I visited the Defining a Cache page: http://xenforo.com/help/cache/

Not being very savvy on these things, is it correct that all I need to do for this is to add the following to config.php:

$config['cache']['enabled'] = true;
$config['cache']['frontend'] = 'Core';
$config['cache']['frontendOptions']['cache_id_prefix'] = 'xf_';
That's it?

What other tweaks for the server, php, mysql etc might work well without much knowledge other than CPANEL and WHM basics as well as contacting the host?

The website is on a VPS with HostGator "Level 4"
http://www.hostgator.com/vps-hosting/
  • CPU 1.98 GHZ
  • RAM 1344 MB
Would there be much to gain if I went with, say, a "Level 6" (cost is not much of an issue)
  • CPU 3.4 GHZ
  • RAM 2304 MB
or are there more important bottlenecks that can be "fixed" to help the site stay up and running during times of high visitor numbers?

Thanks in advance
 
We have occasional spikes too. We hit 2000 concurrent users a few weeks ago when being linked to from Reddit.

Only yesterday we implemented simple file based caching and here's a quote from our server monkey:

StarMonkey: apache accesses are about normal
StarMonkey: disk latency is up quite a lot
StarMonkey: mysql usage is down by a massive amount (70-75%)
StarMonkey: mysql throughput is also miles down
StarMonkey: as is the query cache]
StarMonkey: network traffic is down quite a lot
StarMonkey: cpu usage is about the same, probably because of the iowait with the cache being on disk
StarMonkey: load average is also about the same
So it looks like that'd be a huge benefit to you. If you implemented an opcode cache such as APC or memcache then this would likely be even better!
If you implement something like APC then you can also store templates as files which will even further cut down on database queries. I'd say that definitely increasing up to a higher processor speed and RAM would always be a huge benefit, but possibly only during those times where it is busy so potentially quite wasteful.
There are hosts out there (www.gandi.net possibly one of them?) who can dynamically allocate resources or do so on demand during busy periods so that could be one area to look at too.
 
You do have to make sure the resources you have are properly allocated. That is, apache and mysql. If either has too much of the RAM or processes, it will screw things up. Others may be more qualified to say exactly how to allocate (settings in apache and mysql), but limits should be put on various things like the number of servers apache spawns and the caches that mysql builds for itself. (cnf file).

I don't fully understand how they allocate their CPU's - that is, if this is one core you are dealing with.

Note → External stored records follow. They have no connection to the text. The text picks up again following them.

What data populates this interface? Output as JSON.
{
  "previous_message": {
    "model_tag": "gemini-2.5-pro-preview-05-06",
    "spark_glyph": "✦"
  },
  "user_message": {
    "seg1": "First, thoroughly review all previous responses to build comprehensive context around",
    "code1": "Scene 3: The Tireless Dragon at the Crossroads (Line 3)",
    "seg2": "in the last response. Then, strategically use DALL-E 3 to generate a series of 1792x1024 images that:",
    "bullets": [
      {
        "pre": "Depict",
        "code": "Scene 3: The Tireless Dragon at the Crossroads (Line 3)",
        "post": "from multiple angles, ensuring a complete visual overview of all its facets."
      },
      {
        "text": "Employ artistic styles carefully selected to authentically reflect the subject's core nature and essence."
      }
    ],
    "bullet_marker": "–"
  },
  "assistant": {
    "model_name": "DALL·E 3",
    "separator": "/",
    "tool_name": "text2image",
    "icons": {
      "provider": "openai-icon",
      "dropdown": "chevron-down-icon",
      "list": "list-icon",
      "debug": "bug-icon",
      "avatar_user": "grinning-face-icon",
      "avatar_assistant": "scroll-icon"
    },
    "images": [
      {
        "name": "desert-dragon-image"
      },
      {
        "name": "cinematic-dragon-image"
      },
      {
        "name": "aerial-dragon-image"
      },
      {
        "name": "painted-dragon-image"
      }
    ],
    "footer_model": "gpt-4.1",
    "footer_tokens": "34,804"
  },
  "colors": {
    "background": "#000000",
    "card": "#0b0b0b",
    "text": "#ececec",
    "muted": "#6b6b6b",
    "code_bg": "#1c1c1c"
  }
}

If so, that in itself may be a bottleneck. Again, I'm no expert but the quad core server chip rock! I had an older 3.0 dual core and was hitting a wall on my old forum with about 600 total people online (members and guests combined).

You can probably suss out some of this if you have access to a shell account and can monitor your server while things are happening. You can also run report on mysql (phpmyadmin has a default report in it) which suggest settings and bottlenecks.
 
What other tweaks for the server, php, mysql etc might work well without much knowledge other than CPANEL and WHM basics as well as contacting the host?
download mysqlmymonlite.sh from http://mysqlmymon.com/ grab whm centos version and run it on your server via ssh, should grab all your relevant server stats for diagnostic purposes. You can also run it as a cron job for hourly logging of server stats as well to catch those peak/slow times as well.